BREXIT MEANS TROUBLE.

The Anti EU Tendency has had as decisive a victory in the Tory Party as Jeremy Corbyn’s supporters have had in Labour. Over the years they have pressurised and outmanoeuvred the pro Europeans. They have brought down at least two Prime Ministers, engineered our Brexit and still they are not satisfied as you will find out in Birmingham. The conference fringe will ring to the repetition of the vacuous phrase “Brexit Means Brexit”. Now we have another one “Leave Means Leave”. The Anti EU ultras are just waiting for Mrs May to betray them on the terms of Brexit.

They won’t be satisfied until the tariff barriers are up, our universities are stripped of EU researchers and Nissan and General Motors are relocating in Europe.

CENTRE LEFT NO HOPERS.

After my dispiriting visit to the Lib Dems in Brighton looking for centre left solidarity, I headed off to Labour’s gathering in Liverpool and came away with the view that Jeremy Corbyn’s opponents are pretty clueless.

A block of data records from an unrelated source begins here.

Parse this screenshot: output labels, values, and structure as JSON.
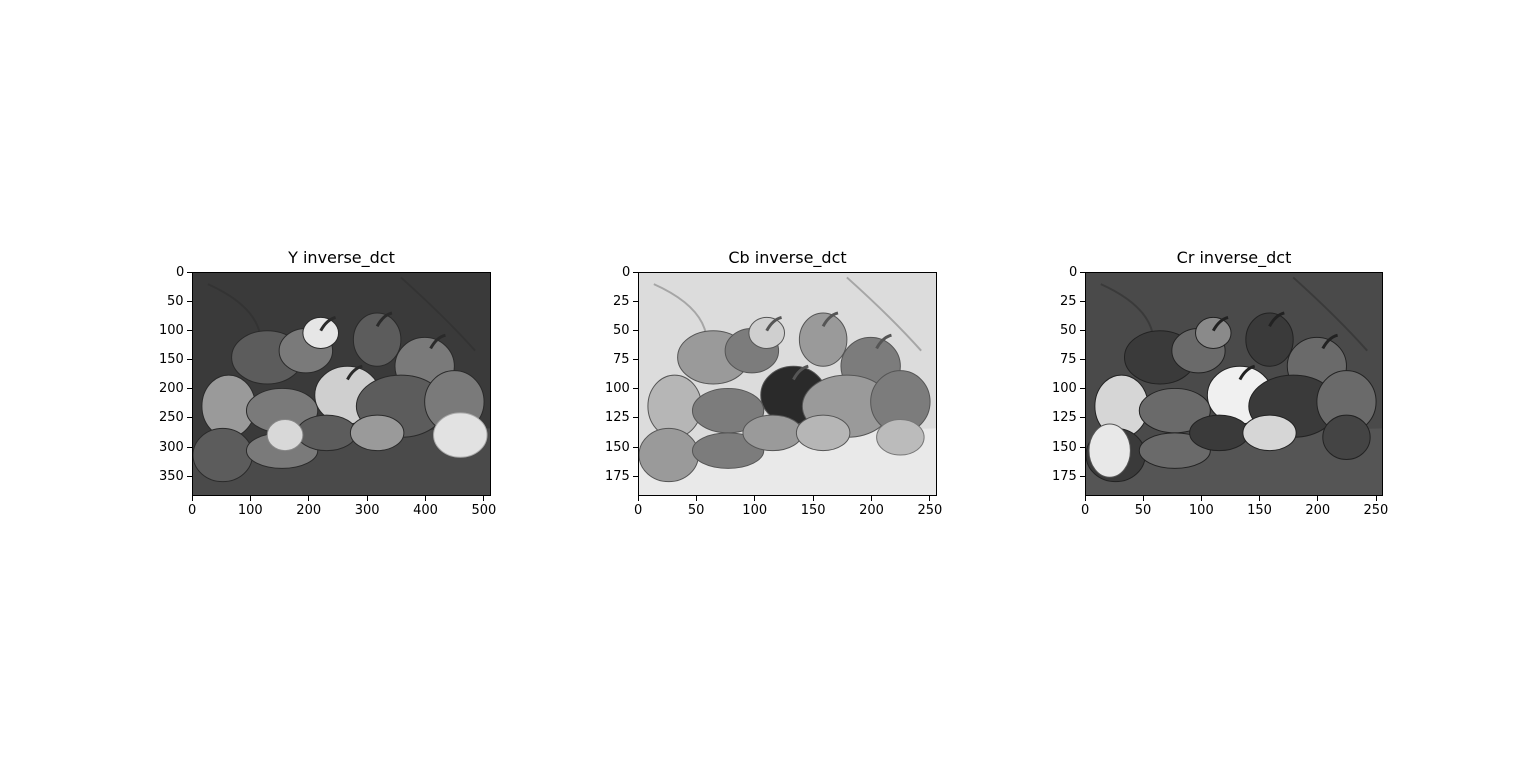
{
  "figure": {
    "panels": [
      {
        "title": "Y inverse_dct",
        "xlim": [
          0,
          512
        ],
        "ylim": [
          384,
          0
        ],
        "xticks": [
          0,
          100,
          200,
          300,
          400,
          500
        ],
        "yticks": [
          0,
          50,
          100,
          150,
          200,
          250,
          300,
          350
        ],
        "tone": "normal"
      },
      {
        "title": "Cb inverse_dct",
        "xlim": [
          0,
          256
        ],
        "ylim": [
          192,
          0
        ],
        "xticks": [
          0,
          50,
          100,
          150,
          200,
          250
        ],
        "yticks": [
          0,
          25,
          50,
          75,
          100,
          125,
          150,
          175
        ],
        "tone": "cb"
      },
      {
        "title": "Cr inverse_dct",
        "xlim": [
          0,
          256
        ],
        "ylim": [
          192,
          0
        ],
        "xticks": [
          0,
          50,
          100,
          150,
          200,
          250
        ],
        "yticks": [
          0,
          25,
          50,
          75,
          100,
          125,
          150,
          175
        ],
        "tone": "cr"
      }
    ]
  }
}
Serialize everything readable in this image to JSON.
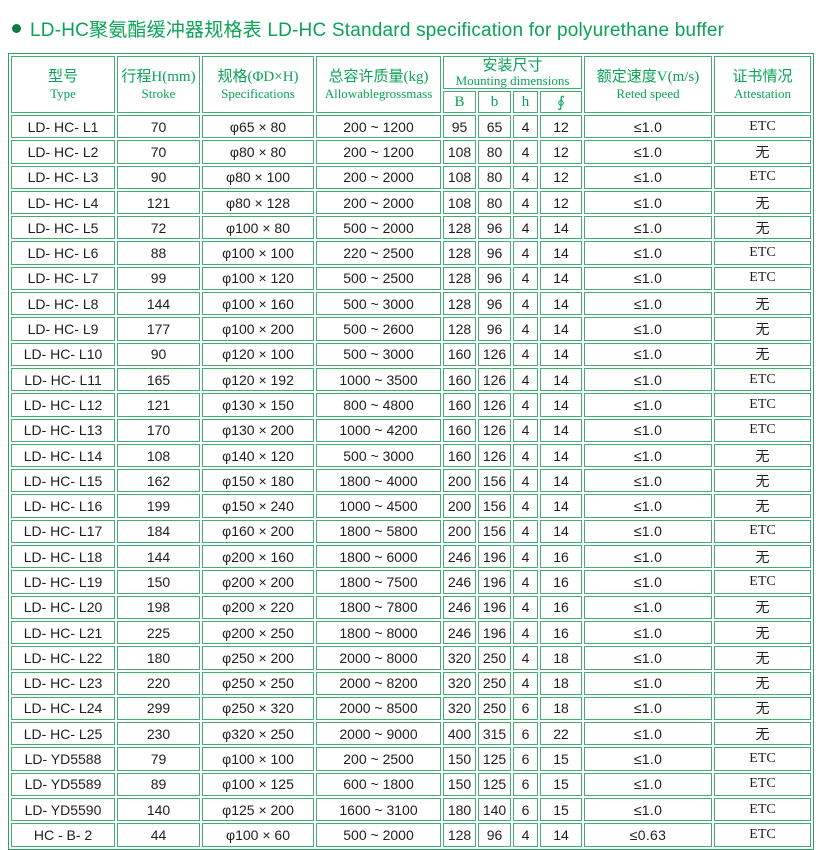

I am of the view that there is a huge opportunity for centre left politicians to emerge from their bunkers and unite to put up a common front to the Tories. When I asked former Lib Dem leader Nick Clegg about this , he went on about Labour’s bad behaviour in the electoral reform vote in 2011.

In Liverpool I decided to tackle Chuka Umunna. He’s the Labour MP who should have stood against Jeremy Corbyn but has funked it twice. At a fringe meeting he was regretting the referendum result, so I asked for his opinion on Lib Dem leader Tim Farron’s call for the Brexit package to be put to the British people. Umunna dismissed the idea as an attempt by Farron to get some attention for his party.

With some outrageous rigging of conference procedures the anti Corbyn forces are clinging on to control of the party’s National Executive, but they shouldn’t rely too heavily on Jeremy Corbyn’s promise not to introduce mandatory reselection for MPs. The left don’t need it, the boundary changes will provide the ideal opportunity to pounce.

At a fringe meeting I attended a platform speaker could not have been more clear when he dismissed the idea that Labour MPs should be elected in their twenties and stay until they decided to retire.

Meanwhile Jeremy Corbyn may be able to mobilise the dispossessed to vote in huge numbers to take him to power. A more likely outcome will be that the vision of high spending and no immigration controls that was approved in Liverpool this week will not appeal in Wirral, Morley and Nuneaton where Labour needs to win.